Danny esperaba tras las puertas de cristal cubierto con un abrigo que le llegaba hasta las rodillas y una gorra con orejeras. Llevaba un maletín en una mano y con la otra le hizo un gesto a Don para hacerle saber que ya salía.

En cuanto abrió la puerta, sus gafas se empañaron y tuvo que detenerse a limpiarlas con un pañuelo.

– Frío -dijo al meterse en el coche.

– Frío -convino Flack.

Camino de Flushing, Danny Messer le contó a Flack todo lo que Stella le había dicho por teléfono. Flack buscó fisuras, alternativas a la conclusión de Stella, pero no pudo encontrar nada. Puso en marcha la radio y escuchó las noticias hasta que llegaron frente a la casa de Taxx.

Taxx abrió la puerta. Llevaba unos vaqueros, camisa blanca con el cuello abierto y un jersey de lana marrón. Tenía una taza de café en la mano. En la misma se leía con grandes letras rojas brillantes la palabra «Papá».

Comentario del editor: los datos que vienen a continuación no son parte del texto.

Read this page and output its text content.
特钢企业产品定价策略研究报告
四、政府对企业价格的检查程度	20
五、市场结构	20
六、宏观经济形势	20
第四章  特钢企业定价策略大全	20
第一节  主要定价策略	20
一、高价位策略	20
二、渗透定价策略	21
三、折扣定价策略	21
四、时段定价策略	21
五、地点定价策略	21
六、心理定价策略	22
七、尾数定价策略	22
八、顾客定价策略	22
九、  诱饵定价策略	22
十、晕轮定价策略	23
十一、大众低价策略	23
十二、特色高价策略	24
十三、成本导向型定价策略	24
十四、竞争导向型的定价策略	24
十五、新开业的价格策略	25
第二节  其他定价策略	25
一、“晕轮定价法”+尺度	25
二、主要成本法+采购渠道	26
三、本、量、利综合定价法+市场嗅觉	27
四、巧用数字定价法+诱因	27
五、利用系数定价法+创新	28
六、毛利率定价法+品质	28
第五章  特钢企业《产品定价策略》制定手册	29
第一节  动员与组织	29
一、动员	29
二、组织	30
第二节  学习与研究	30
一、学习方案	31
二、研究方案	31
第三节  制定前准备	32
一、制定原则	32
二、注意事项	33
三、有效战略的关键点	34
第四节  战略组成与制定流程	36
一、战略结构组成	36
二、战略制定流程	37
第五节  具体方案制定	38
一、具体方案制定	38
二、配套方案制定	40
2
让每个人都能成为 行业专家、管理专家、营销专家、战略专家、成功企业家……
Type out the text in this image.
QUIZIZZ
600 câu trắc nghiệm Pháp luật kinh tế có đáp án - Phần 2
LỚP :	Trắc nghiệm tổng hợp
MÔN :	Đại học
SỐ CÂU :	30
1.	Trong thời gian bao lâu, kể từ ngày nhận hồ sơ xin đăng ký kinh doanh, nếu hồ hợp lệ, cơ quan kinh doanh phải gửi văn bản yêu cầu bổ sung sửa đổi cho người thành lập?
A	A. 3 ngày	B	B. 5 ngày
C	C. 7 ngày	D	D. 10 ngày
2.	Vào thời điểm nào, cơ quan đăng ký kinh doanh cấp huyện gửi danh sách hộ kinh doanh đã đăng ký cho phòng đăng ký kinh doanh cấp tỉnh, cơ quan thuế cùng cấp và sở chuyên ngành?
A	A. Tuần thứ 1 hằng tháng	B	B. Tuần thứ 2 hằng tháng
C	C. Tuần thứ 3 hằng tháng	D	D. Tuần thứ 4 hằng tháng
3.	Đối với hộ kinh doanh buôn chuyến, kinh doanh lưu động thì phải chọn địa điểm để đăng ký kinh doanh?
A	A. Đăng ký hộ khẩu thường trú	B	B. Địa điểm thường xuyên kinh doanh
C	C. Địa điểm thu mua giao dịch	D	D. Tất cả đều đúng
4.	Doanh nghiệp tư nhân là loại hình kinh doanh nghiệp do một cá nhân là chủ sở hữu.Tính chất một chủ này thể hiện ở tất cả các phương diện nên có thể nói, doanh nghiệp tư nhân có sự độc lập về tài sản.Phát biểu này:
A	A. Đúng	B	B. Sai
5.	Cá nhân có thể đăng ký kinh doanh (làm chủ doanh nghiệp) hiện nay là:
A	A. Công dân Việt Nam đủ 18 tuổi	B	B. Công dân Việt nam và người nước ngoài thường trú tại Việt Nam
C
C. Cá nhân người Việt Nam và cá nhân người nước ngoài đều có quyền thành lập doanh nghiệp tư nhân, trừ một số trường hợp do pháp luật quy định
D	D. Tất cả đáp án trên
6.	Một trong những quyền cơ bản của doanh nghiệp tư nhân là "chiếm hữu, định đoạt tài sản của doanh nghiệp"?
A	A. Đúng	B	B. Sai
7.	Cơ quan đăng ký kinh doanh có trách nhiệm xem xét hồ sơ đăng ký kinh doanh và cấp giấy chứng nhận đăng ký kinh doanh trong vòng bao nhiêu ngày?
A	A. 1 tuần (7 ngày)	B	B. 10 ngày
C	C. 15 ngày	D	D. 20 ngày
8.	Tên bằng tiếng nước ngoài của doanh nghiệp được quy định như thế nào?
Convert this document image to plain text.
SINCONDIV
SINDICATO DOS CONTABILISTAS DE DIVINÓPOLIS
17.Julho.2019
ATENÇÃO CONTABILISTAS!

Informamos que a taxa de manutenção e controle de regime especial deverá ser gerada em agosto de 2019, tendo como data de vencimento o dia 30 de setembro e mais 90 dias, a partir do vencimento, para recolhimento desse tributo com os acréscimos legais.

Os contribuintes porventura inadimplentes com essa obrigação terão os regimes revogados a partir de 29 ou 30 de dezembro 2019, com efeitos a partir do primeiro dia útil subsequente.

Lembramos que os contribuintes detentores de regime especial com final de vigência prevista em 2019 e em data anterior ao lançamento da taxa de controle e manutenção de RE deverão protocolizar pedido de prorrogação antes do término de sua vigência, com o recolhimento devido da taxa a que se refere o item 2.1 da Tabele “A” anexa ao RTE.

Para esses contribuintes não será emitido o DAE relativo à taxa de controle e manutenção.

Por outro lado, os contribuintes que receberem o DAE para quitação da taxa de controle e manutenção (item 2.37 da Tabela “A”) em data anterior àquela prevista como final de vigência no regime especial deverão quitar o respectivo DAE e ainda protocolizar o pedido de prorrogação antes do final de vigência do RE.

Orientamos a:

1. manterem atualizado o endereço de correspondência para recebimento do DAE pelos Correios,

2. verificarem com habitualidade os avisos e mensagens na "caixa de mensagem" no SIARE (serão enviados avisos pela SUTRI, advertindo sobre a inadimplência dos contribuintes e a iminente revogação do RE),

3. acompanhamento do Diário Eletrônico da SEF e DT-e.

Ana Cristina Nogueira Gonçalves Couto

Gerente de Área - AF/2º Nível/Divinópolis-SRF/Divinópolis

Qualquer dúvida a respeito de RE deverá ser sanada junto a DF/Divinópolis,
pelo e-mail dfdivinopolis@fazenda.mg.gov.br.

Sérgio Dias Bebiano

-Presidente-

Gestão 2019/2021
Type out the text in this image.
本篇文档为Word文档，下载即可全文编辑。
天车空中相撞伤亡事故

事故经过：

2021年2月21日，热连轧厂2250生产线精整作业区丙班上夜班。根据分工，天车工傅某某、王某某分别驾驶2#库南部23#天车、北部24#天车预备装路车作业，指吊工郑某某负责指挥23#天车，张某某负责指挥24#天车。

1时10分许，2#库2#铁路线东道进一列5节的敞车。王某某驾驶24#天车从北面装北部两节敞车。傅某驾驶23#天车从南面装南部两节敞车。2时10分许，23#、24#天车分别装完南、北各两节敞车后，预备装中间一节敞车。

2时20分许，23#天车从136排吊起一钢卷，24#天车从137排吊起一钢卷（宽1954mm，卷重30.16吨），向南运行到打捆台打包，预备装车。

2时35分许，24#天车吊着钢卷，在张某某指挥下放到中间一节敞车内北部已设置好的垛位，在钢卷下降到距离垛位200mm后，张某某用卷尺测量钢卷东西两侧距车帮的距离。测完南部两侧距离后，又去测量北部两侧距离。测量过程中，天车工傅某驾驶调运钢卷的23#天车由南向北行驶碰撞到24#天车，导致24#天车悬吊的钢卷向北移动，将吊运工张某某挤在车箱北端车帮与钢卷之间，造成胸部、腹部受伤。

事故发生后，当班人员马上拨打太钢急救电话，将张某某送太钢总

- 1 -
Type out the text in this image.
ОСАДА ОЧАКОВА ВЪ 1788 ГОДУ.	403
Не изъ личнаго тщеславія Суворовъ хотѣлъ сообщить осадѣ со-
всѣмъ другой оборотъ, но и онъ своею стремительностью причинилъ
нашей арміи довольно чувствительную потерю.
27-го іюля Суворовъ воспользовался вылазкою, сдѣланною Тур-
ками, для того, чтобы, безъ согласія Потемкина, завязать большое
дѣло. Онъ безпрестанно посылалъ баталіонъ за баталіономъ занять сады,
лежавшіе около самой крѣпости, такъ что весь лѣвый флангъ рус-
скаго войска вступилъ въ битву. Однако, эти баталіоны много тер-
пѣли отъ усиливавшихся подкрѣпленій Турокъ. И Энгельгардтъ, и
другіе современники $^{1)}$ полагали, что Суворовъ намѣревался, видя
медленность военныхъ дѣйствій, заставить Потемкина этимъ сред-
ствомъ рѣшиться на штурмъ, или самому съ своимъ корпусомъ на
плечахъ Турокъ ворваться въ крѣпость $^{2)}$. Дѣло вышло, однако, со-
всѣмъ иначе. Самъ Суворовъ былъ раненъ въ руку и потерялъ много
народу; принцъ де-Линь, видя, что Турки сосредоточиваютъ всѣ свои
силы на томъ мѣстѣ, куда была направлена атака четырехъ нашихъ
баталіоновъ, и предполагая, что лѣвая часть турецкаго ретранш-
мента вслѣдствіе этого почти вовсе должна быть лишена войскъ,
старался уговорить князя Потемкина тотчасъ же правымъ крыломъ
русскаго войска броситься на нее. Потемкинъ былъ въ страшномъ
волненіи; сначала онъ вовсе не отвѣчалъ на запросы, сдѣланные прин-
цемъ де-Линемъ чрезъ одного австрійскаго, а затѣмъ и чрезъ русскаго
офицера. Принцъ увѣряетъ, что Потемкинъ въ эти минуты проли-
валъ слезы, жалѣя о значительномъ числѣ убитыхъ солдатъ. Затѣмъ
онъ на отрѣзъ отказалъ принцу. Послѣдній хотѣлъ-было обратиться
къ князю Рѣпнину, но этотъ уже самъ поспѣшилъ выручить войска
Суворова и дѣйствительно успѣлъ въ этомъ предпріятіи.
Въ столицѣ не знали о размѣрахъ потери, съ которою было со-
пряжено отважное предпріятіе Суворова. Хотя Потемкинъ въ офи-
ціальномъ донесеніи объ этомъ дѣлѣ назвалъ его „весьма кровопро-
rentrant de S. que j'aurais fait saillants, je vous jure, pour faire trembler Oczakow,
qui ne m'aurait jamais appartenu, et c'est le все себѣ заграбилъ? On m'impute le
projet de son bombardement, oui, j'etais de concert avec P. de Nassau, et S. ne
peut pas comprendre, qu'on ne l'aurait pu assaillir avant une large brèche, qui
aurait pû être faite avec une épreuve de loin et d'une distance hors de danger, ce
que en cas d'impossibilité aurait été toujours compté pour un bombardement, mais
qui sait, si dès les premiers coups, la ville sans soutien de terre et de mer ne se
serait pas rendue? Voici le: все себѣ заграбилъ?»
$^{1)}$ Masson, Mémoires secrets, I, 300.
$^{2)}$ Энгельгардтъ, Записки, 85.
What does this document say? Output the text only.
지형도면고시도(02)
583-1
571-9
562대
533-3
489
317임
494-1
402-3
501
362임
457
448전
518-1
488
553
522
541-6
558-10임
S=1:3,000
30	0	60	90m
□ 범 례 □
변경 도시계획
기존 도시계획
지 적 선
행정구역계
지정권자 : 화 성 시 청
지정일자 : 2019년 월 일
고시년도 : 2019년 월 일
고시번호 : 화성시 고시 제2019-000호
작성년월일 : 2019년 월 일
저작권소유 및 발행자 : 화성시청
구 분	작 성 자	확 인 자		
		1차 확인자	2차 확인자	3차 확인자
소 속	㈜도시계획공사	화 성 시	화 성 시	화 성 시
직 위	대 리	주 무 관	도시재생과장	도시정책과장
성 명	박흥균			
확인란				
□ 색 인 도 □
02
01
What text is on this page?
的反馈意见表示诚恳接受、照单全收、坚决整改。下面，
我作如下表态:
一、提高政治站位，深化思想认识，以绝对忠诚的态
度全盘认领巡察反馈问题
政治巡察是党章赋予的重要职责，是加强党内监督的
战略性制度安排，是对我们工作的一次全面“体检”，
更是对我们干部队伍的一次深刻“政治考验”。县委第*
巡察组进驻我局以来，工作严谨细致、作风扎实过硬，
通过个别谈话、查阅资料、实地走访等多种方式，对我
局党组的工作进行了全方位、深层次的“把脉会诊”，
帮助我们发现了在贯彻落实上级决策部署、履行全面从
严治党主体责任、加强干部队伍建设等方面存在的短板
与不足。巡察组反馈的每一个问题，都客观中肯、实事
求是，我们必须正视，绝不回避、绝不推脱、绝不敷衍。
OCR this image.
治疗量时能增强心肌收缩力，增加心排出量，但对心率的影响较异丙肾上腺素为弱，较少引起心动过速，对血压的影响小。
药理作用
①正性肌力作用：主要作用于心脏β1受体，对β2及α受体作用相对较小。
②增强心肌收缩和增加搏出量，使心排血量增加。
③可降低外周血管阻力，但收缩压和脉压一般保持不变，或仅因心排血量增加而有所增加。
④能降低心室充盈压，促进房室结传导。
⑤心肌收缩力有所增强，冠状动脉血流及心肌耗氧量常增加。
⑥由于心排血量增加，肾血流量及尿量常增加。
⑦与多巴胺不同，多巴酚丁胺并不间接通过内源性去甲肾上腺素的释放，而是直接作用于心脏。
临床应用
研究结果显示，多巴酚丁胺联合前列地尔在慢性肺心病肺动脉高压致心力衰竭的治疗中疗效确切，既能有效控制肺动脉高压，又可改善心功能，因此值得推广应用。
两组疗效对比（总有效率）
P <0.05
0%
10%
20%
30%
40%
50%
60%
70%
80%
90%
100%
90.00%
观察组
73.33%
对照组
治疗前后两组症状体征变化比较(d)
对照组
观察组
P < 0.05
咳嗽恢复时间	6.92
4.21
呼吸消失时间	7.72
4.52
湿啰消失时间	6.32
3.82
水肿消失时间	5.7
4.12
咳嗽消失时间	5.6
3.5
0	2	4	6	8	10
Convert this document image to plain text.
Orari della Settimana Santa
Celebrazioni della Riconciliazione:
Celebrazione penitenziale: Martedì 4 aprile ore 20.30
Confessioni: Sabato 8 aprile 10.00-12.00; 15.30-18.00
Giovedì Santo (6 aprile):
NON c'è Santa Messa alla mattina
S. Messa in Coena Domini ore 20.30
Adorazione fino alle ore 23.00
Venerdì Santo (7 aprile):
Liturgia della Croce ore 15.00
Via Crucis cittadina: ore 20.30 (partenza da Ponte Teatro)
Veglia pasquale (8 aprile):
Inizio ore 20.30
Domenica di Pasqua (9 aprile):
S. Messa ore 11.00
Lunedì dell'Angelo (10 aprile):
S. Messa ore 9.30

– ¿Hay alguien más en casa? -preguntó Don.

Había un televisor encendido en alguna parte de la casa. En un programa, una mujer reía. A Don aquella risa le pareció poco sincera.

– Estoy solo y aburrido -dijo Taxx dando un paso atrás para permitir la entrada a los dos hombres-. Sigo suspendido hasta que acabe la investigación.

Taxx les condujo al salón y les preguntó por encima del hombro si querían tomar un café o una Coca-Cola light. Ambos declinaron su oferta.

Taxx se sentó en un mullido sillón y Don y Danny lo hicieron en el sofá.

– ¿Qué os ha traído aquí? -preguntó Taxx dándole un sorbo a su café.

– Unas cuantas preguntas -dijo Flack.

– Dispara.

– Cuando echasteis abajo la puerta del dormitorio de Alberta Spanio, ¿fuiste de inmediato a su cama?

– Así es -dijo Taxx.

– ¿Y enviaste a Collier al lavabo? -prosiguió Flack.

– Yo no diría que lo envié. Hicimos lo que teníamos que hacer. ¿Qué…?

– Collier declaró que le dijiste que comprobase el lavabo -dijo Flack.

– Es probable.

– ¿Entraste tú en el lavabo cuando él salió?

Taxx pensó durante unos segundos y después respondió:

– No. Fuimos al salón y comunicamos el asesinato. Ninguno de los dos volvió a entrar en el lavabo. Era el escenario de un crimen.

– Collier dijo que se metió en la bañera y sacó la cabeza por la ventana -dijo Flack.